3. The teacher claims that the offense of literally copying another student's work is subject to summary judgement on the basis of a finding that two students have the same answer to a question on an assignment or test. The punishment is to give BOTH students a zero for their work. The assumption is they conspired to share the answer.

4. I introduce a varilable: What if the first student is unaware of the copying? Say, for example, student one has her paper copied by student two without her knowledge? This causes the teacher to pause. She concludes that under those circumstances, student one would be innocent and vindicated. The charge would be ammened to plagiarism; a crime in which their is no conspiracy and only a single criminal.

5. The teacher thus has a dilema to solve: how to detemine if C shared her work with M improperly, or if C, (who turned in the work first - online courses have date & time stamps,) was simply the victim of plagiarism. C admits that they 'collaborated' on the answer to many questions. Where is the line? When is it crossed? At a trial, the matter would be a the subject for a jury to decide.

6. The teacher simply says: A) C's grade is an A and won't be affected by the zero. (To which we counter that HONOR matters more than a stupid HS Econ grade!) B) This should be a lesson for C. (To which we counter: What lesson? That study groups are dangerous? No - That some 'friends' will take your work and pass it off as their own. This can put you at risk to be considered a cheat. The same thing happened to the teacher in college she admits. The defense feels the tide turn!)
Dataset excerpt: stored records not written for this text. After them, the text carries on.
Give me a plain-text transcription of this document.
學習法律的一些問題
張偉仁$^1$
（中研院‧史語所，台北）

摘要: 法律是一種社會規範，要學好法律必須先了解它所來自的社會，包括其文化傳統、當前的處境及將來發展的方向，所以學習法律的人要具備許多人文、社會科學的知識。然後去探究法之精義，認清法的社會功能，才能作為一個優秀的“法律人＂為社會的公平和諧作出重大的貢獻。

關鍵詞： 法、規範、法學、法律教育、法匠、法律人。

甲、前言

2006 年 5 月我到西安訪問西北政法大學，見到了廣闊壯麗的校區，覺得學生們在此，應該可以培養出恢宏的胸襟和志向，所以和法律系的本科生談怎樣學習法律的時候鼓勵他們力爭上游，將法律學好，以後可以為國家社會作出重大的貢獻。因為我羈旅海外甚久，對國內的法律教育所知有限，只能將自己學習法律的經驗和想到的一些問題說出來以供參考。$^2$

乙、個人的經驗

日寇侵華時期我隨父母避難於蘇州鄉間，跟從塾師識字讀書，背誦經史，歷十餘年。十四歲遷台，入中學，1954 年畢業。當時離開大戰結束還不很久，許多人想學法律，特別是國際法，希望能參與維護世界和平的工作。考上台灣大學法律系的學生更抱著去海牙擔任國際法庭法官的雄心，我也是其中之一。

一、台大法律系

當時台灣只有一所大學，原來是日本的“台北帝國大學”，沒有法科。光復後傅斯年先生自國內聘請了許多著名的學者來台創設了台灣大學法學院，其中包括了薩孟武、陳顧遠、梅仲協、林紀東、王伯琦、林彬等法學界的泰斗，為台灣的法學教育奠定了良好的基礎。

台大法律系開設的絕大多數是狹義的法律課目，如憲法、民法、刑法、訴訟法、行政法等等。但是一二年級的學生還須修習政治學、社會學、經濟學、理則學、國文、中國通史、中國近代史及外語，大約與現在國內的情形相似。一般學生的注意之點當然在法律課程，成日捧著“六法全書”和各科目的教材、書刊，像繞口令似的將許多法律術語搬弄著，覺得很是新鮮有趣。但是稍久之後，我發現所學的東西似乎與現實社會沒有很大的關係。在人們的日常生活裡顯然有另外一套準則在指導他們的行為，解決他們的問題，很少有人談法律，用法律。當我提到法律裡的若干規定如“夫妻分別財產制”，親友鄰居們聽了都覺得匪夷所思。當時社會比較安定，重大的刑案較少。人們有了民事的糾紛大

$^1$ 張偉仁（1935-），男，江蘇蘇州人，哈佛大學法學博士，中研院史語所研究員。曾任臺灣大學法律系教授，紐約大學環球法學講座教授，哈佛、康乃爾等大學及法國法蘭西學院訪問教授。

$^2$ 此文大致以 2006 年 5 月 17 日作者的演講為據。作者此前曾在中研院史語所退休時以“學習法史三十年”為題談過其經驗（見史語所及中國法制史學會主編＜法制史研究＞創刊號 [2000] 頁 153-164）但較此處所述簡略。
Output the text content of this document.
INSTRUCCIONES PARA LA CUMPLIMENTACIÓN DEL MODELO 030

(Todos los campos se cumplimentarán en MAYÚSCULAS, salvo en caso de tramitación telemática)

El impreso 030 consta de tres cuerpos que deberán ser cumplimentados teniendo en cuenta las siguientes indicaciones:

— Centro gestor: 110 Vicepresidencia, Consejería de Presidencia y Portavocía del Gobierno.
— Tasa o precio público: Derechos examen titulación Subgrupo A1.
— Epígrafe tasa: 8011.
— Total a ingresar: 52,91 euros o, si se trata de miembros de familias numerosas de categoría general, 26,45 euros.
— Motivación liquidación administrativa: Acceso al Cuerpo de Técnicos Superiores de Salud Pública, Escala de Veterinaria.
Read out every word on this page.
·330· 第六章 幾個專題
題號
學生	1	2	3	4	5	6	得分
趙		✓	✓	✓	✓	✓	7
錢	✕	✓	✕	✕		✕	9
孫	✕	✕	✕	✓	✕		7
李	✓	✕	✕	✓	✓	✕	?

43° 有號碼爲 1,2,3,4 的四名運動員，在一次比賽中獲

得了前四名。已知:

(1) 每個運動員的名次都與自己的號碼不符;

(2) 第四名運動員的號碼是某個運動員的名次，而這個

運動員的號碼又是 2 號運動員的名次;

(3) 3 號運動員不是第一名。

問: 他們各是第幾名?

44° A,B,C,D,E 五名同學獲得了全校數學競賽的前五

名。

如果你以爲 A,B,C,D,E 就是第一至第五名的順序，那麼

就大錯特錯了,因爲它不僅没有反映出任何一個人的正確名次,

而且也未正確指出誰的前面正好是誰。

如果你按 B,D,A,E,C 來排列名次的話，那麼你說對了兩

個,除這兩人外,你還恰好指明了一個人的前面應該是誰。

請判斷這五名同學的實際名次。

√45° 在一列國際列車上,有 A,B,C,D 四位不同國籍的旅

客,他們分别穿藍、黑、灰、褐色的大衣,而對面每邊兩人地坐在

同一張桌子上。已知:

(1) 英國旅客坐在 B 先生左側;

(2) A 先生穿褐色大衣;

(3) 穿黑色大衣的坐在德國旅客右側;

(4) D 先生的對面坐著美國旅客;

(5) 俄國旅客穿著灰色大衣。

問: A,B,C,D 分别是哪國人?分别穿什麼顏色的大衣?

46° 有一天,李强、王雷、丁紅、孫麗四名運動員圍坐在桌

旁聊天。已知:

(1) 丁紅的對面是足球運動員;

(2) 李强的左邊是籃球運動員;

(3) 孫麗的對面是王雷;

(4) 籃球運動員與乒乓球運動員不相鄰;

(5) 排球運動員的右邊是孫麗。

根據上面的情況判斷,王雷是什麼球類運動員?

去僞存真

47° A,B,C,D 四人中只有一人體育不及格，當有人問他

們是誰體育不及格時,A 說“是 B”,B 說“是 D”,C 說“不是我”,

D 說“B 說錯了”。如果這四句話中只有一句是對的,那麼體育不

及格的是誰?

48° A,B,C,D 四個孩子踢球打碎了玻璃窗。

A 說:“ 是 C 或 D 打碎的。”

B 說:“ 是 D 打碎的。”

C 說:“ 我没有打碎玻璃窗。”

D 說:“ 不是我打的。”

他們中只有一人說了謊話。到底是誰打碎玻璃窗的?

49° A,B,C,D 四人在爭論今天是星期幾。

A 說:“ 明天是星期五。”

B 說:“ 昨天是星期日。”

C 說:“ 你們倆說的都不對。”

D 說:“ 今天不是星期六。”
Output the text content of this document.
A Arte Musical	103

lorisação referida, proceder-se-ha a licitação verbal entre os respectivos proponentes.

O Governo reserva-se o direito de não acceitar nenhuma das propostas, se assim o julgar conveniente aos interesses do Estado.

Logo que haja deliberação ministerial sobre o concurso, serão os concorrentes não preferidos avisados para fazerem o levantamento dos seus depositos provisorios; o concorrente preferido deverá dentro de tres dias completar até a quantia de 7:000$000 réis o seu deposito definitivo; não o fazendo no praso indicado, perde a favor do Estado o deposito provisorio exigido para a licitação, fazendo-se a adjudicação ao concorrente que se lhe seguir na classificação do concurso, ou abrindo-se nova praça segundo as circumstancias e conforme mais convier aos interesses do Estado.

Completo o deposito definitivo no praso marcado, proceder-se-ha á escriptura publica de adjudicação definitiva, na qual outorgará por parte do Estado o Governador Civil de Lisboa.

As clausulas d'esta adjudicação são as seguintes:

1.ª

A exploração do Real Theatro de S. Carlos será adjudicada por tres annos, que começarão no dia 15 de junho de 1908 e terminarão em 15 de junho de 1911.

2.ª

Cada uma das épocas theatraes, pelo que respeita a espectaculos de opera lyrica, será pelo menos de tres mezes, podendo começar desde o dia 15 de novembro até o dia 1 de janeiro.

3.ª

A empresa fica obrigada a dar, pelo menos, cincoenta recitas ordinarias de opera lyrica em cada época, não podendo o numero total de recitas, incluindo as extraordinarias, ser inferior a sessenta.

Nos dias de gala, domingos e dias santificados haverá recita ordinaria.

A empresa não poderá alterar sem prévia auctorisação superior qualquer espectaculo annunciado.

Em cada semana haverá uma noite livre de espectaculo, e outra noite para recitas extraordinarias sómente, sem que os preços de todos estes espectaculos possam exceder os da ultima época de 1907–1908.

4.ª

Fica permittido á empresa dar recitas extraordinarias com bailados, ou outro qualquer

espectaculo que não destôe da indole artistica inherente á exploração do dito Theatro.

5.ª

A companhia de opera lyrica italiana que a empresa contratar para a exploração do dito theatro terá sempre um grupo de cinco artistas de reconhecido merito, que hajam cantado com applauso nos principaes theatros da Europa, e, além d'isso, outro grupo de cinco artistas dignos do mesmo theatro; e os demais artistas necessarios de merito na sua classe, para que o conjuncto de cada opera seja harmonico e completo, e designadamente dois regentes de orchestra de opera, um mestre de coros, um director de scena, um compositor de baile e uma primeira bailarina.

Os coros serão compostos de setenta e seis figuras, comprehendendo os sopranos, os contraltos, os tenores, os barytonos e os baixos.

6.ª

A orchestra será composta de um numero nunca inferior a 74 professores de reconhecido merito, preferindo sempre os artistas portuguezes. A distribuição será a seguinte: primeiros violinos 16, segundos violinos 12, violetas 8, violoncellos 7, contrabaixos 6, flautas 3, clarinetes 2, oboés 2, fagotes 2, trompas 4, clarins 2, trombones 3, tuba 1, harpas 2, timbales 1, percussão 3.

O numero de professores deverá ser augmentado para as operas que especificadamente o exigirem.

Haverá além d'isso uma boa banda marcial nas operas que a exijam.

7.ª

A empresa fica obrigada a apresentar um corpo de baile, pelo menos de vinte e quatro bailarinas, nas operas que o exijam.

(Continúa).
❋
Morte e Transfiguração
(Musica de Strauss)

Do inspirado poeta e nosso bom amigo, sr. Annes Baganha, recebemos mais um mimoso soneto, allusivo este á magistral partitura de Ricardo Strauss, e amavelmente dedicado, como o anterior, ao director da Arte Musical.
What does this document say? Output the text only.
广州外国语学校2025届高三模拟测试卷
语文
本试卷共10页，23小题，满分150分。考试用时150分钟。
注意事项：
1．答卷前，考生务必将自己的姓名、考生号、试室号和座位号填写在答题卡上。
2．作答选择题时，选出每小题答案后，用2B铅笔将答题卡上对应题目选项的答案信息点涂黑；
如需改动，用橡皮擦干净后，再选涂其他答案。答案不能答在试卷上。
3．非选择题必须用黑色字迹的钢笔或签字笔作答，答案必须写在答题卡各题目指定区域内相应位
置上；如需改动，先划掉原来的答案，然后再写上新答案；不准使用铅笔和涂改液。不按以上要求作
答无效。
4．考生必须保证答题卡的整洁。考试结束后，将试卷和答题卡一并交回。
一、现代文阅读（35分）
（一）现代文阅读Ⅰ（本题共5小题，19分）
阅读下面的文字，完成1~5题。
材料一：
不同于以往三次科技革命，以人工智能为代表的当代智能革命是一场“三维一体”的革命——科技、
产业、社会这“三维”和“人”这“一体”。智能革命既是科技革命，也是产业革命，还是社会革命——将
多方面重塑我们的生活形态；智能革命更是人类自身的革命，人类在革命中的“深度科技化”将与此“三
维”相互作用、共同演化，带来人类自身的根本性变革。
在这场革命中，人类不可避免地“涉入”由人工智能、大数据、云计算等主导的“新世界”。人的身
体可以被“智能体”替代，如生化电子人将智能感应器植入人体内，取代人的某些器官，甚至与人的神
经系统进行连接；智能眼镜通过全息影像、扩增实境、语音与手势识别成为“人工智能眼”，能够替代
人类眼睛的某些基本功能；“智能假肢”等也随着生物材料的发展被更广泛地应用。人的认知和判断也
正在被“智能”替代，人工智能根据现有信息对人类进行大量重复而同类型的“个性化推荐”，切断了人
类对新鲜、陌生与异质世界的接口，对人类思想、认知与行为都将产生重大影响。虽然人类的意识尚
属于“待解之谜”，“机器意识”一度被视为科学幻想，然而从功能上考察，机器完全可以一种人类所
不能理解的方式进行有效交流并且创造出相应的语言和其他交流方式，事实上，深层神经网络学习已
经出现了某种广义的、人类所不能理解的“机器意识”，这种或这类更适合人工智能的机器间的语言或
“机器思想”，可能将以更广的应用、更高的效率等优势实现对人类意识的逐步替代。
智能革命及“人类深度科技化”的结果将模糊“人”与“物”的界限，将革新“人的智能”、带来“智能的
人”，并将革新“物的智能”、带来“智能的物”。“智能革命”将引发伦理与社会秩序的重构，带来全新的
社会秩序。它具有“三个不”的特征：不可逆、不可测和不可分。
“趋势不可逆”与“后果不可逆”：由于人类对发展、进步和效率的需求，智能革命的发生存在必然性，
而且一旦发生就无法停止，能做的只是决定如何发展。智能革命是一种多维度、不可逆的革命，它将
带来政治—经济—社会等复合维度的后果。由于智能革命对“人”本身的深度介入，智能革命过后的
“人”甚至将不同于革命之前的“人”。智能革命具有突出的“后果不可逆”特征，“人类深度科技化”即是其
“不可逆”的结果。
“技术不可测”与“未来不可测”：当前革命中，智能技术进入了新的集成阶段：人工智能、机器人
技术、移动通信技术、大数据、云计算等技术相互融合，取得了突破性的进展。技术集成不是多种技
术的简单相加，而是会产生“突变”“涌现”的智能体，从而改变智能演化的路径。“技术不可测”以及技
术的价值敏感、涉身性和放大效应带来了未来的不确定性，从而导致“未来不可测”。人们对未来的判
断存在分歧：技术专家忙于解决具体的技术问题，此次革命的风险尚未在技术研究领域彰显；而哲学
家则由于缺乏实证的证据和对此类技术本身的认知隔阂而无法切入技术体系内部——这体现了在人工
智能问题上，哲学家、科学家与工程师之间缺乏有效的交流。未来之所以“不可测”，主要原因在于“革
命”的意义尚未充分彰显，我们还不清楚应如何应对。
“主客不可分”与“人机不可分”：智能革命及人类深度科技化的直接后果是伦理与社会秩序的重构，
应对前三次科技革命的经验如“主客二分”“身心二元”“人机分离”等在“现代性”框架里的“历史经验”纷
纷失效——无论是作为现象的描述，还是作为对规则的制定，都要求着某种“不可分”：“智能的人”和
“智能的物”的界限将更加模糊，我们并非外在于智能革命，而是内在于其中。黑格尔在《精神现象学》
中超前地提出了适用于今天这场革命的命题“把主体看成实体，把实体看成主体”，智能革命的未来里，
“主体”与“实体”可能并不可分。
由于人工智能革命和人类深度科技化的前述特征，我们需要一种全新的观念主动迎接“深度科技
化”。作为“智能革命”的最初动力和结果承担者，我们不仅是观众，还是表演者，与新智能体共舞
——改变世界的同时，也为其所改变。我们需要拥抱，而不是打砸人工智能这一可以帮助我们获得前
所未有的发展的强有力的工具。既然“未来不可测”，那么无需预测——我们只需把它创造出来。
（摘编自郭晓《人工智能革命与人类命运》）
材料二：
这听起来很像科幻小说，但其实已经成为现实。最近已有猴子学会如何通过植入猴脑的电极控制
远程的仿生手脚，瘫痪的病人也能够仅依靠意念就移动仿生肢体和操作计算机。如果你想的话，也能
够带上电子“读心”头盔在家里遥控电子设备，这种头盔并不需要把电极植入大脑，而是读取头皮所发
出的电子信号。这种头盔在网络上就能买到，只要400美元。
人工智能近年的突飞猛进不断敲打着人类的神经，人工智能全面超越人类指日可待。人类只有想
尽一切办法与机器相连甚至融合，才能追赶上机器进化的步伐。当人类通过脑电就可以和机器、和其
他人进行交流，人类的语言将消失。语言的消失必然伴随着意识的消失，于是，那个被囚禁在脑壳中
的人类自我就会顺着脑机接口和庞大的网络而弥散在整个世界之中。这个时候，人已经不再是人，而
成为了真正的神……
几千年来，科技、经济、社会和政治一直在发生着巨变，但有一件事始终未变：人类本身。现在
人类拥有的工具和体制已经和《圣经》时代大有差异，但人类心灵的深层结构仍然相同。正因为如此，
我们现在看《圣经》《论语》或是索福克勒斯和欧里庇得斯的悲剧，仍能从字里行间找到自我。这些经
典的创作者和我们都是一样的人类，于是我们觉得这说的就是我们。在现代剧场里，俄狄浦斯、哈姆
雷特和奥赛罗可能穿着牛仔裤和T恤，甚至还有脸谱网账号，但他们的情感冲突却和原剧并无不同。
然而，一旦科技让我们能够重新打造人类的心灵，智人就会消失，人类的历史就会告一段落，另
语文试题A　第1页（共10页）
7. However, there is no jury. The teacher will not be able to decide for herself between the two scenarios. Her 'only' option is to blame both students. This, I feel, is poor public policy. But under the circumstances, I understand her problem. She can't validate one student's testimony and invalidate the other's. There is only one chance that C will be judged not guilty - if M admits the copying.

8. C has learned another lesson: Her parents are very passionate about HONOR and the threat that it might be diminished by baseless accusations. Hopefully, she will take this lesson and an amplified caution regarding the perils of associations (George Washington had warned against similar alliances...) Concern about the friends you keep is an important lesson indeed.